Two cops worry about what will come at the ‘End of Watch’

Published: September 21, 2012 

Film Review End of Watch

Michael Pena, left, and Jake Gyllenhaal play friends and partners in “End of Watch,” a cop-buddy film that will make you care.

Scott Garfield — AP

The writer of “Training Day” and “Harsh Times” brings us more cop movie grit with “End of Watch,” a vivid series of impressionistic sketches of a year in the lives of two Los Angeles police officers.

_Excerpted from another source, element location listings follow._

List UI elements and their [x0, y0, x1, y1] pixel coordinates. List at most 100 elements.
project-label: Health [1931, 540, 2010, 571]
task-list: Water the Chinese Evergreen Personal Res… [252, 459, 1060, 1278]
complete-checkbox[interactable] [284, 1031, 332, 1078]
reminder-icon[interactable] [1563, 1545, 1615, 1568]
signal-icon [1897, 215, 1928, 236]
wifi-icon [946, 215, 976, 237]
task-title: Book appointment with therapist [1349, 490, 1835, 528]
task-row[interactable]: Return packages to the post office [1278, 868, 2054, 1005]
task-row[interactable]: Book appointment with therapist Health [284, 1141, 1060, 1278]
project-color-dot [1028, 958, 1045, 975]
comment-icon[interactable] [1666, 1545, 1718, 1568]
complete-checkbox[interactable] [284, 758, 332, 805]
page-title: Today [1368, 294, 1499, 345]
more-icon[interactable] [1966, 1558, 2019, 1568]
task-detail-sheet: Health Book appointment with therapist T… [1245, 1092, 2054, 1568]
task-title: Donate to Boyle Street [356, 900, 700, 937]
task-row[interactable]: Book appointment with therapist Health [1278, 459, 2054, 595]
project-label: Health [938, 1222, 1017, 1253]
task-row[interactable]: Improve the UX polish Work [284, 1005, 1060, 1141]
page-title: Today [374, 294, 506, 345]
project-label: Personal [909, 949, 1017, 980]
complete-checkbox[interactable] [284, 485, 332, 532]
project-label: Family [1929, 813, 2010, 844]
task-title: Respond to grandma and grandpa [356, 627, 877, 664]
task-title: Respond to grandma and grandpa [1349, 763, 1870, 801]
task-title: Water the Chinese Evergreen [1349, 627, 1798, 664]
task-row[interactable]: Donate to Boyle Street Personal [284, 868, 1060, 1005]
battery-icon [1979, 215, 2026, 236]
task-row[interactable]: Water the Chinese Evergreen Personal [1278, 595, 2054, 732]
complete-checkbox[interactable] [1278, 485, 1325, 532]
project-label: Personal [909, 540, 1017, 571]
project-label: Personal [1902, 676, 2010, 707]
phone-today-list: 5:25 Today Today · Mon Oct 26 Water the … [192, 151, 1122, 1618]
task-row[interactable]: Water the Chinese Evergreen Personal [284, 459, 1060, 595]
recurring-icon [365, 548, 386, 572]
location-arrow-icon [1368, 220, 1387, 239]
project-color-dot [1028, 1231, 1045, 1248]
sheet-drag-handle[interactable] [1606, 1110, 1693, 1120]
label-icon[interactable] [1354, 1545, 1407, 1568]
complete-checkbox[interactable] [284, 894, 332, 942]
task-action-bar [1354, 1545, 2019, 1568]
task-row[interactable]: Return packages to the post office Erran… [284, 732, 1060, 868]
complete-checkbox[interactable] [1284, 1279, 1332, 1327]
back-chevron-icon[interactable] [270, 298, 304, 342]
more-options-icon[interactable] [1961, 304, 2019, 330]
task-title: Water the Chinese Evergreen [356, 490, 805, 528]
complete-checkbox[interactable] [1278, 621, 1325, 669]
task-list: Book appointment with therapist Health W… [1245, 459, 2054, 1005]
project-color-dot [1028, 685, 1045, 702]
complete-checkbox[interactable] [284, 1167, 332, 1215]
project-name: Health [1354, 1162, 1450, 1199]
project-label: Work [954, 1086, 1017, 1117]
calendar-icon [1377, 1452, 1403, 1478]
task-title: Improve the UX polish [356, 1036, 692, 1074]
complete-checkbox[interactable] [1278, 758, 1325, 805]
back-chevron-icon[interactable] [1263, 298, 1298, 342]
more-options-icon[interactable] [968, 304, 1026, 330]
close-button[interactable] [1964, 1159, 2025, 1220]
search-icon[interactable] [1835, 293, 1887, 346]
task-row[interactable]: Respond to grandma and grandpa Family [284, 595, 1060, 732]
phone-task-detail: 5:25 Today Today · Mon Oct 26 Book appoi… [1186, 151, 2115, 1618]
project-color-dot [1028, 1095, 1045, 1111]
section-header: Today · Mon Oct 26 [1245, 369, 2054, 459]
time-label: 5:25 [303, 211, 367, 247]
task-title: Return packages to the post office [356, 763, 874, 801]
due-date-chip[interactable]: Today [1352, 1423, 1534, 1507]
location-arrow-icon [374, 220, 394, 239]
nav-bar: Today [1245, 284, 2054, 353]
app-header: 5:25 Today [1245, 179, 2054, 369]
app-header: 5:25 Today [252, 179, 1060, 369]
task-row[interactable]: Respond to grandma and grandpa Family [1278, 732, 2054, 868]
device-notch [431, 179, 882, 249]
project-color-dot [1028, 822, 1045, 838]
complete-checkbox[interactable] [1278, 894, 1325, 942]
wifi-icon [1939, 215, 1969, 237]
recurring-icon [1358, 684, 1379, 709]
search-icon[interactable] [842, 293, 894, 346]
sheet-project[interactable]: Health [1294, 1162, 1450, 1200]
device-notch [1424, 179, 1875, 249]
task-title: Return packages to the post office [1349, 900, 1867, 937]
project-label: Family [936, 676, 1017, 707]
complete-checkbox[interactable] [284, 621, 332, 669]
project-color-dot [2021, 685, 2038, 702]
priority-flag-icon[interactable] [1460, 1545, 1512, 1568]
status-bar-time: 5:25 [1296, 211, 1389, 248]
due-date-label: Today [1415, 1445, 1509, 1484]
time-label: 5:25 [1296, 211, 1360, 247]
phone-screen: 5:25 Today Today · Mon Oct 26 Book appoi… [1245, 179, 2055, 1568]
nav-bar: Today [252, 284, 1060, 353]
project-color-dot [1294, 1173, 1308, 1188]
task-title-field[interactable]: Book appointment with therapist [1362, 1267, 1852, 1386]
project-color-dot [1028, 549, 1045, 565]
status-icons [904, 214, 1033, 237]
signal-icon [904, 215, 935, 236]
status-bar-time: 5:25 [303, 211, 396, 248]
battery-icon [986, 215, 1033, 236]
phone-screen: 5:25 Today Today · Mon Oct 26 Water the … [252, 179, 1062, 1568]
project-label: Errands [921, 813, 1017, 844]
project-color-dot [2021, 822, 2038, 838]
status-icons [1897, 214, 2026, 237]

They’re just patrolmen, in a family of officers — sometimes heroic, often cocky, occasionally miscalculating. In telling their stories episodically, with a rhythm that builds suspense slowly, Ayer gets at the level of trust they have to have for one another and the meaning of that old cop movie cliche — “He took a bullet for me.”

Brian Taylor (Jake Gyllenhaal) and Mike Zavala (Michael Pena) may be young, but they’ve been partners so long they’re like an old married couple — comically bickering, teasing, picking at each other’s sore spots. Brian is the single one, the ambitious one. He wants to make detective. He’s willing to take a shortcut or two to get there.

Mike is more blue collar — happily married, a father, happy to be where he is in the force. But the uniform hasn’t taken the chip off his shoulder. Call him the wrong name when he’s arresting you and it’s “Go time.”

Pena and Gyllenhaal so fully inhabit these well-rounded characters that you worry what will become of them.